It’s been a challenging year for schools, but that hasn’t stopped teachers and students from finding creative ways to interact with each other and plan for the future.
Virginia Union University announced on Wednesday the Mobile Learning, Mobile Life initiative that will provide first-year students with an iPad Air, Apple Pencil, Smart Keyboard Folio, Apple Watch, and AirPods Pro.
“Creating a Smart Campus at VUU is critical to the academic learning environment of a 21st Century student. Apple has the products, apps, and professional learning support that will allow our students to access books, classes and research materials at their fingertips,” said Dr. Hakim J. Lucas, President and CEO of Virginia Union University. “Our collaboration goes much further than technology; Smart Campus will help as we prepare students to enter the workforce, putting them on the path to generational wealth.”

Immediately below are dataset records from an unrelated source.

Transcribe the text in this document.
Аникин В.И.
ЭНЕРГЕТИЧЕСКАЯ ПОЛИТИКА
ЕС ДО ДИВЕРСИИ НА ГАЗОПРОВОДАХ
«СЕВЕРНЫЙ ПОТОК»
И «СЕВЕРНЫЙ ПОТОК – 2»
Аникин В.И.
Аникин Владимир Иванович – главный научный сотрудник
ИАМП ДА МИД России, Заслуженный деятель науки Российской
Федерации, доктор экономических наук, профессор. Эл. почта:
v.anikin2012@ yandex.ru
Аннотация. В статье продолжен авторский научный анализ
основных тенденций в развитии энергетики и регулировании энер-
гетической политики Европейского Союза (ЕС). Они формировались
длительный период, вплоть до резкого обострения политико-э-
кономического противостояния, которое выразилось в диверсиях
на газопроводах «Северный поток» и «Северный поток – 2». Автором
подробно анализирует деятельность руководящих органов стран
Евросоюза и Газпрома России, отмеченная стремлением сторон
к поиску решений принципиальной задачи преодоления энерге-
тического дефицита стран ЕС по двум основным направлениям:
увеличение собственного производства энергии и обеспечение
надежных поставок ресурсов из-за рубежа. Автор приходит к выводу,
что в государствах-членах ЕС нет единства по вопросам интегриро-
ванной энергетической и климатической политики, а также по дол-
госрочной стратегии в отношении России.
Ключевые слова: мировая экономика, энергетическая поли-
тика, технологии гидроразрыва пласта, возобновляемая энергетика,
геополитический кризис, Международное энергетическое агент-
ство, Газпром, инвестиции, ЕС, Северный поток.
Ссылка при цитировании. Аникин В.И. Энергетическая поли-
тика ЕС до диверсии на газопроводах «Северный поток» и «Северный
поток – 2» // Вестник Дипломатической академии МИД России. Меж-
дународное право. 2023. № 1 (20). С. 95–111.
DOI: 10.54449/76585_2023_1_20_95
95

New Rochelle High School drama and film teacher Anthony Stirpe was determined to put on the school’s musical in 2021. He reimagined the show this year using iPhone, iPad, and Mac to remotely shoot and edit the vignettes and songs.
According to the story, preparation for the musical got underway in late 2020, when students submitted auditions shot on iPhone and iPad to Stirpe. Rehearsals started in the new year, and cast members uploaded their video monologues so that Stirpe could give feedback. After all of the scenes were shot on iPad and iPhone, he edited the musical with iMovie and Final Cut Pro on a MacBook Pro.
Scott Anderson, a teacher in Glasgow, Scotland, used iMovie and GarageBand to create self-narrated virtual history lessons that students could access any time.
He also had his students use GarageBand to create podcasts about key elements of history. “For example, in a podcast about women’s fight for the right to vote in the United Kingdom, final-year student Ben Mawson, 17, recorded himself walking around at home wearing hard-sole shoes to evoke the idea of women marching, and added the sound of glass breaking when he talked about the tactics they sometimes employed.”
At Delaware State University President Tony Allen and Professor Francine Edwards were determined to give their students a graduation this year.
Edwards put out a call to the Delaware State community and beyond, asking for messages of support and congratulations. She even included a tutorial video on how to shoot on an iPhone or iPad.
“We got so many messages in — we even heard from parents who used their student’s iPad to record their video,” says Dr. Edwards. “It came together so fluently because almost everything was shot with Apple devices, and I edited on my MacBook Pro and iPad and created graphics and transitions using Keynote. Even our chaplain recorded the benediction on her iPhone.”
The result was a masterfully produced, fast-paced, two-and-a-half-hour virtual graduation ceremony that included messages from dozens of celebrities and politicians, including Delaware’s governor, both senators, and former Vice President Joe Biden. And it meant the world to the class of 2020.